This trial is evaluating whether Treatment will improve 1 primary outcome and 1 secondary outcome in patients with Waterborne Diseases. Measurement will happen over the course of 12 months.
This trial requires 908 total participants across 2 different treatment groups
This trial involves 2 different treatments. Treatment is the primary treatment being studied. Participants will all receive the same treatment. Some patients will receive a placebo treatment. The treatments being tested are in Phase 3 and have had some early promising results.
Infectious diseases can have a wide range of possible symptoms. These depend on the location of the infection and the type of immune reaction. Symptoms may include headaches, fevers, feeling tired, joint aches, muscle and joint pain, and diarrhea.
This article discusses the various waterborne diseases and outbreaks and a common problem with water pollution. The waterborne diseases which may be encountered include salmonellosis, campylobacteriosis, cholera, listeriosis, cryptosporidiosis, and hepatitis A, A/E viruses, and typhoid. This article also discusses the problems of water pollution.
Waterborne diseases are caused by bacteria, viruses, parasites and human and animal viruses that are spread via body-borne or airborne means. According to the CDC, the vast majority of waterborne diseases are human or animal origin. The remaining diseases are caused by environmental sources, such as climate change, poor water quality, and contaminated food or soil.\n
Results from a recent clinical trial, we have found that there are approximately 1.7 million cases of waterborne disease annually in the US and that there are approximately 19,000 cases per year in Maryland alone.
The most common solution to gastrointestinal pathogens and diarrhea are basic oral rehydration therapies, to which medications such as antibiotics may be added. Preventing waterborne illnesses requires more than basic handwashing behaviors, with specific interventions, including safe drinking water for the most susceptible populations. This article is protected under US copyright. All rights reserved.
This is an empirical study. We have not run any experiments to demonstrate how to cure waterborne diseases. We could not come to the conclusion that it is impossible to heal waterborne diseases. Any cure will have to be an empirical cure. In our view, it is not possible to cure such infectious diseases as hepatitis, leprosy, kala-azar, and malaria by pharmacologic or medical means. A cure may come through a vaccine, and there is ongoing research in this direction, but a vaccine for hepatitis is yet not available, and there is no cure.
Evidence suggests that [interventions are less effective or just have very low probability of proving their effect. However, some treatments have been proven to be more effective than a placebo. We [treatments (A|B)] were able to find clinical trials for [many [diseases]] where [interventions had been proven to be more effective than a placebo]. The [evidence-based practice of caring for patients with chronic conditions in our health professionals]] is [not] effective...[and/or] is [still] [not] proven effective, [yet] [treating them like patients with acute illnesses].
When patients are being treated, they are treated for waterborne illnesses, such as bacterial infections or viral illnesses that are caused by water—including waterborne diseases. One issue is that in the U.S., there are more than 300 million [cases of waterborne illnesses per year]; it is difficult to remember that many more people are being treated than usual for waterborne illnesses. To help recall all of them, the U.S. Food and Drug Administration (FDA) created a graphic on its Web site depicting various waterborne illnesses such as [dengue fever] [Ebola virus], [Norovirus] (which causes gastroenteritis), and [cholera] (which most often causes diarrhea).
Among study participants aged 18 to 54 years, the proportion was lowest among men ages 20 to 29 years, followed by men ages 30 to 44 years; women ages 20 to 24 and 30 to 34 years had significantly higher rates of infection than men and women ages 18 to 19 years in other age groups.

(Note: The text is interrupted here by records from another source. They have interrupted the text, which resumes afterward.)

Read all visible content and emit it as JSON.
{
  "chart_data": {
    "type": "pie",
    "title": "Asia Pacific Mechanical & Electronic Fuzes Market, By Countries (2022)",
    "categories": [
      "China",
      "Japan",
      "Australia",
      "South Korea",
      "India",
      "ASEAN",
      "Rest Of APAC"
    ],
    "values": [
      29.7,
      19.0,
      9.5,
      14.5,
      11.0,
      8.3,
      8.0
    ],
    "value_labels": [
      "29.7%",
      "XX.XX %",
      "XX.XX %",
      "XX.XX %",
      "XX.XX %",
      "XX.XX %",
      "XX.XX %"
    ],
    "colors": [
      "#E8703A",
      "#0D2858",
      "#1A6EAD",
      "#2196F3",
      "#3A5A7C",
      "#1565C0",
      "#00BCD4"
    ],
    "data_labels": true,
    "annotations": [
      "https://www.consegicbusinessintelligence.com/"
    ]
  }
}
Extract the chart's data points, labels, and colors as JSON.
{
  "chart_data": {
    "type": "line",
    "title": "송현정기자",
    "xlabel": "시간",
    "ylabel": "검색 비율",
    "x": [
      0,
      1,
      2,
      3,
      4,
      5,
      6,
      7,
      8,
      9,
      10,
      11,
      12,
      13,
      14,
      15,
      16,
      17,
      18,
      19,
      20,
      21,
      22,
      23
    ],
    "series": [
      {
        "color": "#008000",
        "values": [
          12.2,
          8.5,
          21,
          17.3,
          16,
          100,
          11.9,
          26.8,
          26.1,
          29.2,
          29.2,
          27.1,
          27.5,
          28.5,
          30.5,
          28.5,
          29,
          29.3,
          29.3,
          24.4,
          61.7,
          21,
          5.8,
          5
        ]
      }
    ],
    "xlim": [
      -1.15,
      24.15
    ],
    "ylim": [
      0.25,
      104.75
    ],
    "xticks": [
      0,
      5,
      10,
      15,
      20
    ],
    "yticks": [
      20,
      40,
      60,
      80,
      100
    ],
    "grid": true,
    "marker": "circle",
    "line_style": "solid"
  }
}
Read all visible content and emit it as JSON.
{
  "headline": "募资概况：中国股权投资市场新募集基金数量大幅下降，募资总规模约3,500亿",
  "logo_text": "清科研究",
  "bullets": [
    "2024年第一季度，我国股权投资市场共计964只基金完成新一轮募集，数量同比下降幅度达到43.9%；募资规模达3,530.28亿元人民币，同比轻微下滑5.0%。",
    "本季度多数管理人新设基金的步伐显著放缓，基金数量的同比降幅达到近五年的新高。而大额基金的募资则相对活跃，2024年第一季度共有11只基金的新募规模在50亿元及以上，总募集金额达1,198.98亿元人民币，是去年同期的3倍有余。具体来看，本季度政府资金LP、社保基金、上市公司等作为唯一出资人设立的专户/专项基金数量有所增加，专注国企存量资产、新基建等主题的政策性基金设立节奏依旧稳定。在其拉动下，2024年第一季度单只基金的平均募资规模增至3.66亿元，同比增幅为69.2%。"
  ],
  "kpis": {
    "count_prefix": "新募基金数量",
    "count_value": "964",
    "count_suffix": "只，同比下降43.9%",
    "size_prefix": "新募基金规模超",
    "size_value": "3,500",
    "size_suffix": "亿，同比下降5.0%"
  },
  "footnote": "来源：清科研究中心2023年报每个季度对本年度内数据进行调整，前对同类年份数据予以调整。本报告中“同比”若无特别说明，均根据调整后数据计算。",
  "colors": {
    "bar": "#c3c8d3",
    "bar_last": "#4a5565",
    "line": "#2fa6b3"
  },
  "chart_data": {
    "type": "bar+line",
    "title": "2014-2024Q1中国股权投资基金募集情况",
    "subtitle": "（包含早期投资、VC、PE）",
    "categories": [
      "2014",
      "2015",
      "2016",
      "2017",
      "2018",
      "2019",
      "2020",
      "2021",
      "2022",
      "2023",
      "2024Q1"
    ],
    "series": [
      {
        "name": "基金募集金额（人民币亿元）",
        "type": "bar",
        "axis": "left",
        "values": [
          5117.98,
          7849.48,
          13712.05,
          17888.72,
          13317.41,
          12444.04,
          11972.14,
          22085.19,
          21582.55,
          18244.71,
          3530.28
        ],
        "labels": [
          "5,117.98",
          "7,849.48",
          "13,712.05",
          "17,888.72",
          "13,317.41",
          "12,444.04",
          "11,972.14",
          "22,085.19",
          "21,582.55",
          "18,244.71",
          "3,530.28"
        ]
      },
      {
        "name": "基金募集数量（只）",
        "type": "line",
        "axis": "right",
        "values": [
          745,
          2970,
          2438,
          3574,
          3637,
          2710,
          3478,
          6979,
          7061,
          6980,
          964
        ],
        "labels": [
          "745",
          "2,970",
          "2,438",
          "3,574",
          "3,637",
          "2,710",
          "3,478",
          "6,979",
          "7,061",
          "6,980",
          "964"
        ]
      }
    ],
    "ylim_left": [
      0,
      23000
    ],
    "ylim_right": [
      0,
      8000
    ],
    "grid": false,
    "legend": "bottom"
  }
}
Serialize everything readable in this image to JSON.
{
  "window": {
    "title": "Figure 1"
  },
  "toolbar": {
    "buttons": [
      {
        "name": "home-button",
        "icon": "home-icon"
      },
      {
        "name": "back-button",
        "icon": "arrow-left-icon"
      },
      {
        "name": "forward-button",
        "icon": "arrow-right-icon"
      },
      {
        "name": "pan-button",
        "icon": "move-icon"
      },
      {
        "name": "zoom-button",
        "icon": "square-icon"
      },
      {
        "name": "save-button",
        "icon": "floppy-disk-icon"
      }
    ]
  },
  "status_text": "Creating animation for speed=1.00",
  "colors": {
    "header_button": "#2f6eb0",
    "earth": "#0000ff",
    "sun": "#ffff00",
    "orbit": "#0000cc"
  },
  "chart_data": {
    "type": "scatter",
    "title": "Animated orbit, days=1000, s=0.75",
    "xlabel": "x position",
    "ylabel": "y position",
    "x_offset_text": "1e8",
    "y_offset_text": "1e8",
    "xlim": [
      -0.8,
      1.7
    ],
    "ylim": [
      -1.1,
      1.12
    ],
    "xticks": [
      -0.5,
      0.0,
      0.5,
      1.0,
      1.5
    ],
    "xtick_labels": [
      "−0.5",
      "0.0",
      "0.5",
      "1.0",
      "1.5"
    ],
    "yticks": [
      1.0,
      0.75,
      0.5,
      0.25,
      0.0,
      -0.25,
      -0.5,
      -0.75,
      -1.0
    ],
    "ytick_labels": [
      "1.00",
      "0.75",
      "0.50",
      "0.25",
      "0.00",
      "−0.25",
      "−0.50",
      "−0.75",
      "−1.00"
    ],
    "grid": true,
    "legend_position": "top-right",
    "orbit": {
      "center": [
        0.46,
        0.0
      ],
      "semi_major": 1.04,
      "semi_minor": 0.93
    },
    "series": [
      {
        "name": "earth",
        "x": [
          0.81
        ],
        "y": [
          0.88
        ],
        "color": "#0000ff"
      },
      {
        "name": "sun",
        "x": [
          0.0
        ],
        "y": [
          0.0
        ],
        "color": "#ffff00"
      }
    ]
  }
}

There was a trend that more effective antibiotic antibiotics, such as those for typhoid, were being given to those in our study who had a less severe presentation of the disease. This was more common in the winter months and occurred in both urban and rural areas. However, only one-third of patients had their causative organism recorded; therefore, the actual effects of antibiotic therapy are probably worse than the results of our study would suggest. For example, those patients who have no signs of typhoid (so they were not given antibiotics) may develop more severe disease if it does occur. Overall, the results of our study do not illustrate a clear, direct link between antibiotic prescribing and patient outcome.
The most commonly identified primary cause of waterborne diseases over the entire study period was the ingestion of raw or undercooked animal meats and poultry. Additionally, the major source of diarrhea was ingestion of food from polluted waterways or untreated water. To prevent outbreaks, local and national governments must provide people with access to reliable drinking water and should enforce proper sanitation practices, including using sanitary water sources.
The information on the use of other treatments with DST was incomplete. We recommend that more treatment studies on the use of DST be conducted, especially for the treatments of other non-HIV-type STDs.